As a bonus if you hate yourself you can read the NFO Empress put out with it too

HERE cw: homophobia, transphobia and look just most of them. Confirms herself as a terf so :stfu-terf: to her.

  • very_poggers_gay [they/them]
    ·
    edit-2
    2 years ago

    Really interesting thoughts!

    My point being not that these things don't exist. Instead, I'm thinking about how our everyday understanding, and the definitions most people agree upon (or the words we use to communicate ideas), are more often defined by our shared subjective experiences.

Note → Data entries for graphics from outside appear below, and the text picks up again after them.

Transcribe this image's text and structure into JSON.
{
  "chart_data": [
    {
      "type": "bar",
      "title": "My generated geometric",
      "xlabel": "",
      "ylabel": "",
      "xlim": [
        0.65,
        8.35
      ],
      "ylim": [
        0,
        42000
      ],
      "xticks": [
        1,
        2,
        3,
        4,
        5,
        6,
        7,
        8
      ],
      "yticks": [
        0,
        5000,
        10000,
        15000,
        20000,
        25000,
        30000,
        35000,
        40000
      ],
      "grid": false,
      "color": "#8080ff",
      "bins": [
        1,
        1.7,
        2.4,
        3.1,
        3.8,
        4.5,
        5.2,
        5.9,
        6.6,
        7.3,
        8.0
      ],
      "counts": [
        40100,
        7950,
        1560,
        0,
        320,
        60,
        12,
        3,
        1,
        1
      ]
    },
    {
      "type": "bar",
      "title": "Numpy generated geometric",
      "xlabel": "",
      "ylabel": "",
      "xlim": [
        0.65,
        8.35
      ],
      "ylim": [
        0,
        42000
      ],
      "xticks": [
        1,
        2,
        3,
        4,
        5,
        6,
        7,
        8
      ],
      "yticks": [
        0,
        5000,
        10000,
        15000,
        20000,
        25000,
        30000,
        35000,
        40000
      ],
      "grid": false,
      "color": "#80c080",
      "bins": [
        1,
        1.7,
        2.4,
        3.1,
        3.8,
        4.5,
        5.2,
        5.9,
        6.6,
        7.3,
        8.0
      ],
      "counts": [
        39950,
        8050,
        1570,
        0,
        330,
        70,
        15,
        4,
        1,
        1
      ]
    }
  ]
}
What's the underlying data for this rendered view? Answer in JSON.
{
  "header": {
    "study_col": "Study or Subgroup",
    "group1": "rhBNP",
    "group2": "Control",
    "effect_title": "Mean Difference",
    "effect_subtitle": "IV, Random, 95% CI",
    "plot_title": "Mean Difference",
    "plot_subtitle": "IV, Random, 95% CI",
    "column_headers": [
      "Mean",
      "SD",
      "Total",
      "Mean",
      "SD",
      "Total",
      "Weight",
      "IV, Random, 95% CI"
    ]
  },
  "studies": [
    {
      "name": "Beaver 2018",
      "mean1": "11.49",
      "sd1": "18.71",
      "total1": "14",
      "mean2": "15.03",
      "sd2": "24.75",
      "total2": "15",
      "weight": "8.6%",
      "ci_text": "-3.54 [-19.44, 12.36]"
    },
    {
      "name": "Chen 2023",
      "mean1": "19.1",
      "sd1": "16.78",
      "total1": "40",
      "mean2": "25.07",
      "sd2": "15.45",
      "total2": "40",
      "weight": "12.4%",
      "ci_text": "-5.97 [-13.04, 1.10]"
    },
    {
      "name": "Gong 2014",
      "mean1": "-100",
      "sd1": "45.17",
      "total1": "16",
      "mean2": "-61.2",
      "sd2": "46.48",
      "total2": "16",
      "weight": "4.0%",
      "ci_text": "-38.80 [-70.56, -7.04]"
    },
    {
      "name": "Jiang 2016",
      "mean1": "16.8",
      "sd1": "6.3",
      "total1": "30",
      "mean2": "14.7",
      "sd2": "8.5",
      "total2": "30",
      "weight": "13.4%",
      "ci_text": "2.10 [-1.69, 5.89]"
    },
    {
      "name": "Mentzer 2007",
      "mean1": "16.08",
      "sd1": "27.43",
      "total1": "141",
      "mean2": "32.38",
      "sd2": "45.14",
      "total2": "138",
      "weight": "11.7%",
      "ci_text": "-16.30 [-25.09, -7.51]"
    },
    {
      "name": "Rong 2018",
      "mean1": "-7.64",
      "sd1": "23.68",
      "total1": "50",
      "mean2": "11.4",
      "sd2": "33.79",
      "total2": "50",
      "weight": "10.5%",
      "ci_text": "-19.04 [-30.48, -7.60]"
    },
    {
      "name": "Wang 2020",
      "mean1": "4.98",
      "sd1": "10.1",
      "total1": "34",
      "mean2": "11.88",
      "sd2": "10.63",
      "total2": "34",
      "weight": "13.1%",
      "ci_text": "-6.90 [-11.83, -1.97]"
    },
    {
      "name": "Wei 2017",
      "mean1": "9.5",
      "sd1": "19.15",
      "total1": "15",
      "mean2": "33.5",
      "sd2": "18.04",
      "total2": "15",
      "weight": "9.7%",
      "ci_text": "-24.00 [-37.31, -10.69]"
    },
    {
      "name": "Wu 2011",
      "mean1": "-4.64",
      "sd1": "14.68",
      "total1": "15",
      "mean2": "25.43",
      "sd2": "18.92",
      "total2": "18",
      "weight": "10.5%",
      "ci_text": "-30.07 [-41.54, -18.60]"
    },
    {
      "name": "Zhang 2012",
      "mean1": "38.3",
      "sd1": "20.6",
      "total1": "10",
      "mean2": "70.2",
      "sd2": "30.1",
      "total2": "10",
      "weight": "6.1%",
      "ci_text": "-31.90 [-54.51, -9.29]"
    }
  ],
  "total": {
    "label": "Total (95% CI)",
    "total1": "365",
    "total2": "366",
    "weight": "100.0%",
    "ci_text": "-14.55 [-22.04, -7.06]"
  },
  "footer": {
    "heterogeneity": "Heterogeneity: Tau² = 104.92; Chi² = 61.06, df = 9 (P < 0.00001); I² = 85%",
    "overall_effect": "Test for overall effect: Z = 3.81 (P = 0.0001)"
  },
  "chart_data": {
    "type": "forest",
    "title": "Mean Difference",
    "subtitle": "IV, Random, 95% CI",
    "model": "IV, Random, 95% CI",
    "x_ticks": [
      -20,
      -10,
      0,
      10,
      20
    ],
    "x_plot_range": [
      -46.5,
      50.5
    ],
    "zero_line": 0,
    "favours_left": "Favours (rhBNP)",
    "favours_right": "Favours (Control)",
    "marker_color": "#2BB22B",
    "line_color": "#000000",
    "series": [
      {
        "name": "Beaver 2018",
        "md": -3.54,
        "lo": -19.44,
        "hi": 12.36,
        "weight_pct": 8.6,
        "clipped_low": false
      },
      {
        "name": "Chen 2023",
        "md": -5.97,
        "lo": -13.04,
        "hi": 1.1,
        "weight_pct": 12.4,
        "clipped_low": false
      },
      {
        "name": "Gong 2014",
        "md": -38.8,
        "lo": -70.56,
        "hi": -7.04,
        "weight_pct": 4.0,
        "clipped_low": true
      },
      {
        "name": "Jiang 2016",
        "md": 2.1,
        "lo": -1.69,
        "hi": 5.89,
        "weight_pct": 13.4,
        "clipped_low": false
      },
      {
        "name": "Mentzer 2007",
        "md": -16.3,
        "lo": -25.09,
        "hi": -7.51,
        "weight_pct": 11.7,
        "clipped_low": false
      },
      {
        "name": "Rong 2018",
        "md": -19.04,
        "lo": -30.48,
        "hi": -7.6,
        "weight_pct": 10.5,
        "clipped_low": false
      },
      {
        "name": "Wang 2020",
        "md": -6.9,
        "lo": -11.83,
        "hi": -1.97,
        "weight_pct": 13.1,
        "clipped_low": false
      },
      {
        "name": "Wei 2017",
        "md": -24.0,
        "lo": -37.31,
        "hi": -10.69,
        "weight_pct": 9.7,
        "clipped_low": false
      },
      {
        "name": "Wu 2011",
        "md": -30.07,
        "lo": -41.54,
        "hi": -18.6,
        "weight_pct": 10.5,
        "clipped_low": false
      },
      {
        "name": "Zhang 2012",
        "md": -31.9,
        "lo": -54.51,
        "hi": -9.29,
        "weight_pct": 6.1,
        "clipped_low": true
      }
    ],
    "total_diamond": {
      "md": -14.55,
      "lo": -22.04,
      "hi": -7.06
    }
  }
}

In other words, the usefulness of so-called 'objective' truths is often less than the socially-constructed truths, which are influenced by time, place, and other contextual factors.

    Like heat: Scientists and many people have a deep and 'scientific' (by Western standards) understanding of thermal energy, thermal conductance, etc., but in most situations people encounter, I would argue that "hot" or "cold" is more practically defined by the subjective experience. For example, scientists can agree what a 10C air temperature means, but whether that is "hot" or "cold" will vary depending on who you ask and when. 10C on a summer morning could feel bone chillingly cold to many people, but that first 10C afternoon in Spring can feel like a warm hug. I guess this is the 'defining' vs. 'explaining' thing you mentioned? If I think about how this applies to TERFy types or transphobes, I guess they're the equivalent of someone getting hung up fixating on a rough understanding of Joules or Kelvin or some bullshit that does correspond to the air temperature outside, but says very little about what the actual experience of being outside is like?

    Night and day are both diametrically opposed, and one could not exist without the other – day exists because the Earth revolves around the sun, and so there could not be life on Earth if there was no daytime or nighttime, our solar system would have to be arranged in such a way that makes no physical sense.

    This one's interesting. It got me thinking about those communities who live too far north or too far south to experience a "night" or "day" for months at a time. Some of these towns go 100 days in a row before the sun dips below the horizon, or before it rises above the horizon. I'm not sure really what it means here in the discussion, it's just a thought that lit up my ADHD brain, lol.